Das Bundesamt für Migration und Flüchtlinge drängt darauf, Kosovo und Albanien als sogenannte „sichere Herkunftsstaaten“ einzustufen, um die Anträge von Schutzsuchende aus den beiden Staaten in Schnellverfahren bearbeiten und die Betroffenen schnell abschieben zu können. Der Vorstoß droht das Recht auf ein individuelles Asylverfahren weiter auszuhöhlen.
Der Präsident des Bundesamts für Migration und Flüchtlinge (BAMF), Manfred Schmidt, hat sich gegenüber der Süddeutschen Zeitung für die Einstufung der Staaten Kosovo und Albanien als „sichere Herkunftsländer“ ausgesprochen. Aufgrund steigender Asylanträge aus dem Kosovo im Jahr 2014 pocht er mit seinem Vorstoß auf schnellere Asylverfahren und damit einhergehend schnellere Abschiebungen.

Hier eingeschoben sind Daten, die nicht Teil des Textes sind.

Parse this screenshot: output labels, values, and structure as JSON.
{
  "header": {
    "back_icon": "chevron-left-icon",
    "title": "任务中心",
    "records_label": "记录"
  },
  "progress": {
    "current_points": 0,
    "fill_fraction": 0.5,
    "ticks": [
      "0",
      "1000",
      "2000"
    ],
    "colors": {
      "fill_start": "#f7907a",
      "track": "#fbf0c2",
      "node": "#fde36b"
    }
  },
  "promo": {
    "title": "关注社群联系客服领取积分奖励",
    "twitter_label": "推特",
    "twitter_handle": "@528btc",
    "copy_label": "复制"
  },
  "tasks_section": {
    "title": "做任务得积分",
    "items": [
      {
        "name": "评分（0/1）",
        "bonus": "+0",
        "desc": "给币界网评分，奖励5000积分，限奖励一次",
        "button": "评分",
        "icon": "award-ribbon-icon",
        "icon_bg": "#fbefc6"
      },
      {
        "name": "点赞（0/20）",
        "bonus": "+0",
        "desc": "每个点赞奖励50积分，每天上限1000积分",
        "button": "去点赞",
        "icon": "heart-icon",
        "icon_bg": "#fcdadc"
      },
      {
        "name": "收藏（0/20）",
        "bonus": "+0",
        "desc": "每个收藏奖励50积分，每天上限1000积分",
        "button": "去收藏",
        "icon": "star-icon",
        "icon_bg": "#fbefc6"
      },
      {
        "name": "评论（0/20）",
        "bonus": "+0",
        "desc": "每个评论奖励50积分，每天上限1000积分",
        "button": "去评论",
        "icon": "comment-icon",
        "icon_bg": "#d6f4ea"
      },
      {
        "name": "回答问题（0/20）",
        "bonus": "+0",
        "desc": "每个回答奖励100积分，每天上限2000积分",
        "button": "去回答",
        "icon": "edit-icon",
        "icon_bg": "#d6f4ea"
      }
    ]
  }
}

Bemerkenswert ist Schmidts Aussage, es gebe im Kosovo „keine systematische Verfolgung und damit keinen Grund für Asyl.“ Verfolgung ist jedoch nicht erst dann asylrechtlich relevant, wenn sie „systematisch“ geschieht – etwa muss auch nicht-staatliche Verfolgung bei der Prüfung eines Schutzgesuchs berücksichtigt werden. Tatsächlich werden Angehörige der Roma-Minderheit und anderer Minderheiten im Kosovo und anderen Balkanstaaten in vielen Fällen massiv diskriminiert und dabei aus fast allen Lebens- und Gesellschaftsbereichen ausgeschlossen, sodass im Asylverfahren zu prüfen ist, ob eine asylrechtlich relevante „kumulative Verfolgung“ vorliegt. Durch eine Einstufung ihres Herkunftslandes als „sicher“ verlören die Betroffenen de facto die Chance auf ein solches individuelles, rechtsstaatlich überprüfbares Asylverfahren.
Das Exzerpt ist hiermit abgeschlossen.